Anna Kendrick, whose Oscar-nominated turn in Up in the Air guaranteed that she now won't have to spend the rest of her life talking up her tiny Twilight role at conventions (I kid; she's also a Tony-nominated actress), stars as Beca, a college freshman who's corralled into joining the all-girl a capella outfit, the Bellas. Captained by a shrill martinet named Aubrey (Anna Camp), the group hopes to snatch the national trophy away from its hated cross-campus rivals, the all-male Treblemakers. But given Aubrey's conservative nature — she has the outfit perform Ace of Base's "The Sign" in every single competition — there's not much chance of that. Luckily, new blood Beca and Fat Amy might be able to shake the group out of its stodgy stupor, but only if Aubrey loosens the reins.

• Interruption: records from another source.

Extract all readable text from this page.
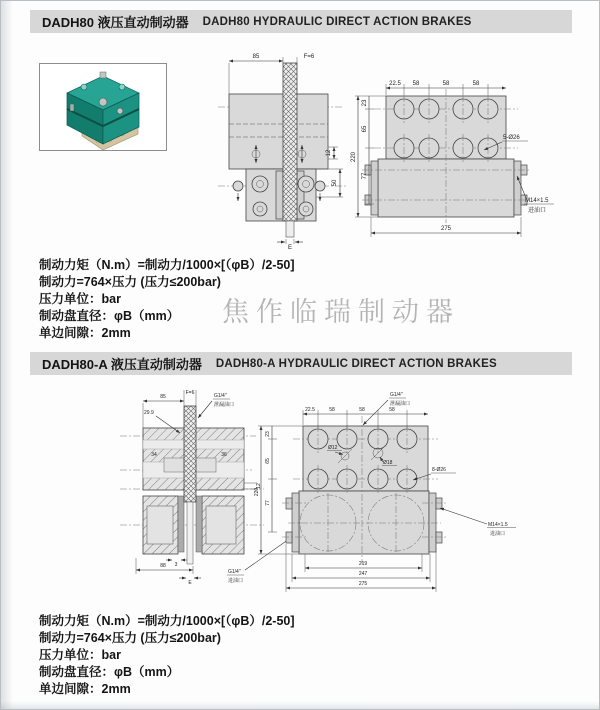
DADH80 液压直动制动器 DADH80 HYDRAULIC DIRECT ACTION BRAKES
85	F=6
12
50
E
22.5 58	58	58
220
23
65
77
5-Ø26
M14×1.5
进油口
275
制动力矩（N.m）=制动力/1000×[（φB）/2-50]
制动力=764×压力 (压力≤200bar)
压力单位：bar
制动盘直径：φB（mm）
单边间隙：2mm
焦作临瑞制动器
DADH80-A 液压直动制动器 DADH80-A HYDRAULIC DIRECT ACTION BRAKES
85
F=6	G1/4″
泄漏油口
29.9
34	36
12
3
88
E
G1/4″
进油口
G1/4″
泄漏油口
22.5	58	58	58
220
23
65
77
Ø12
Ø18
8-Ø26
M14×1.5
进油口
219
247
275
制动力矩（N.m）=制动力/1000×[（φB）/2-50]
制动力=764×压力 (压力≤200bar)
压力单位：bar
制动盘直径：φB（mm）
单边间隙：2mm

As with Bridesmaids (which this movie clearly tries to emulate, right down to that copycat poster), there's a richness to the leading characters that's punched across by the energized actresses. Kendrick projects edgy intelligence (and can she sing!), Brittany Snow offers good cheer as the bubbly Chloe, and Camp is so brittle, you fear she might crack in two. Yet the movie clearly belongs to Rebel Wilson. While a delight in Bridesmaids (as one of Kristen Wiig's daft British roommates), she was competing against a wide range of scene-stealers. Here, she clearly takes the trophy for her raucous performance as Fat Amy. What's most refreshing about the character (and kudos to Cannon for writing her this way) is that she's all about being confident and taking control — a rare break from American movies that do nothing but marginalize, mock or pity their plus-sized women. There's only one scene in which Fat Amy endures a standard movie humiliation (it involves a thrown burrito), but even here, it's not so much about her embarrassment as much as painting the perpetrator as a complete jerk. (Curiously, this character, the most odious in the film, never gets his comeuppance. An oversight, or a desire to deviate from the expected norm?)
How cool is Pitch Perfect's attitude toward its MVP? When we see Fat Amy on spring break, she's in a swimming pool surrounded by attentive hunks. Rarely has girl power seemed so rockin' on screen.